The Serbian government’s deposits held at the central bank (NBS) jumped 49.6% to RSD 260bn (EUR 2.2bn) at end-December 2013, recording the highest end-year level since 1999 (latest available), central bank data showed. The reading was bolstered by Serbia’s two Eurobond issues in February and November 2013 worth a combined USD 2.5bn. In monthly terms, state deposits likewise climbed 40.2% in December as FX deposits doubled.
The government deposits at the NBS equalled to 6.9% of the full-year GDP forecast at end-December, up from 5.1% of GDP a year ago, according to IntelliNews calculations.
Dinar state deposits increased 64.4% y/y to RSD 111.3bn at end-December. In monthly terms, government deposits in RSD edged up 0.8% at end-December. Foreign currency deposits, calculated in dinars, climbed 40.0% y/y and 98.0% m/m to RSD 149bn at end-December.
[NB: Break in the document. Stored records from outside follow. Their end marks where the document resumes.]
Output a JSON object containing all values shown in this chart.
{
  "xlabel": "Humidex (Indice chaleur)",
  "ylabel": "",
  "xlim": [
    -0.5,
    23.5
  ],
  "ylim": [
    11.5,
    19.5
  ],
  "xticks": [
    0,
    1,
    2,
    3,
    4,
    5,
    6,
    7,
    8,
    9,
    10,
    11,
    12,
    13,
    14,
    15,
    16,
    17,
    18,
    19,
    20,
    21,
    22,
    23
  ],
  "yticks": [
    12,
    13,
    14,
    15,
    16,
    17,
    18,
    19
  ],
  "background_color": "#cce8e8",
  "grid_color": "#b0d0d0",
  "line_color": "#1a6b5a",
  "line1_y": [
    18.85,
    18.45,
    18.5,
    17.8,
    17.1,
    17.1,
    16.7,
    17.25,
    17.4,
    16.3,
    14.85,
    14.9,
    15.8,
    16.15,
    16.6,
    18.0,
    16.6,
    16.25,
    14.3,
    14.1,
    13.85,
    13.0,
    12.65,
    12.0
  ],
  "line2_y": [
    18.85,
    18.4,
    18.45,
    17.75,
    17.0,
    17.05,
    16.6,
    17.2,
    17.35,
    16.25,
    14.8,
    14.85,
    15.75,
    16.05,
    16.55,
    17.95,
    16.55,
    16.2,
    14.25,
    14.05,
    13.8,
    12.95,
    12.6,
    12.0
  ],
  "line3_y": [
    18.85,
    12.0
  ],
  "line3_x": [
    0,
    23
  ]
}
They accounted for 57% of total state deposits.
Serbia plans to borrow EUR 5.6bn in 2014 to service its debt and finance its budget gap which should reach 7.1% of GDP. The government is considering placing EUR 750mn Eurobond in 2014, finance minister, Lazar Krstic, has said earlier in January.
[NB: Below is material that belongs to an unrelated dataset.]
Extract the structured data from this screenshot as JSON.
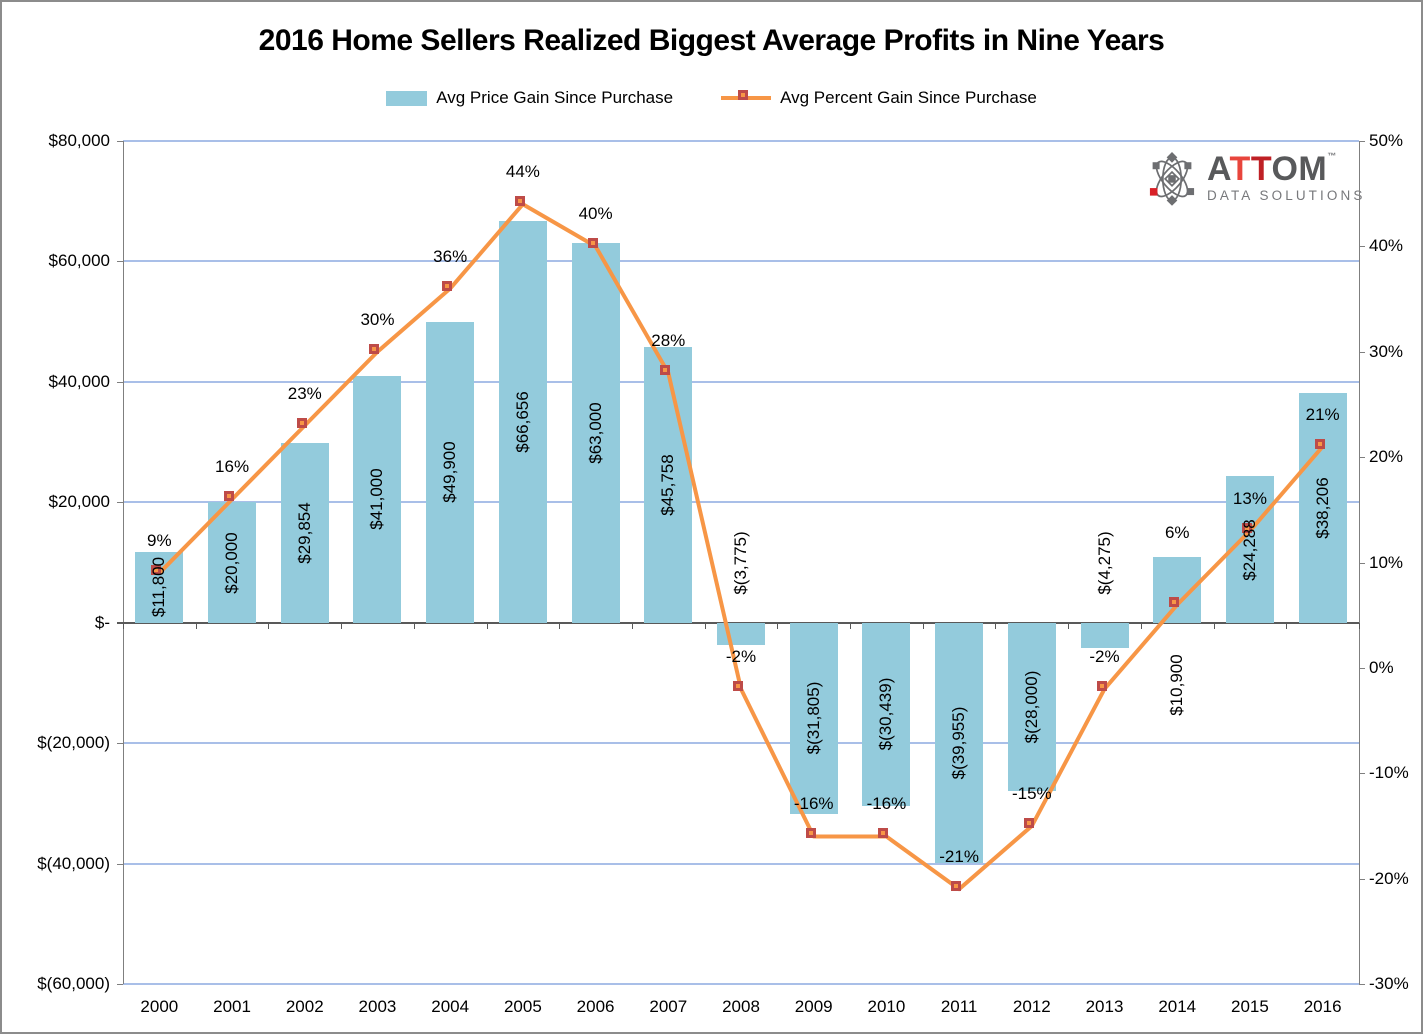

The foreign investors' demand for Serb government securities has increased since October reflecting both external (ECB’s decision to cut its benchmark interest rate to 0.25% on Nov 7) and internal factors (falling inflation and budget austerity measures). Nonetheless, the anticipated early elections in the country in March could negatively impact investor’s confidence in the coming period.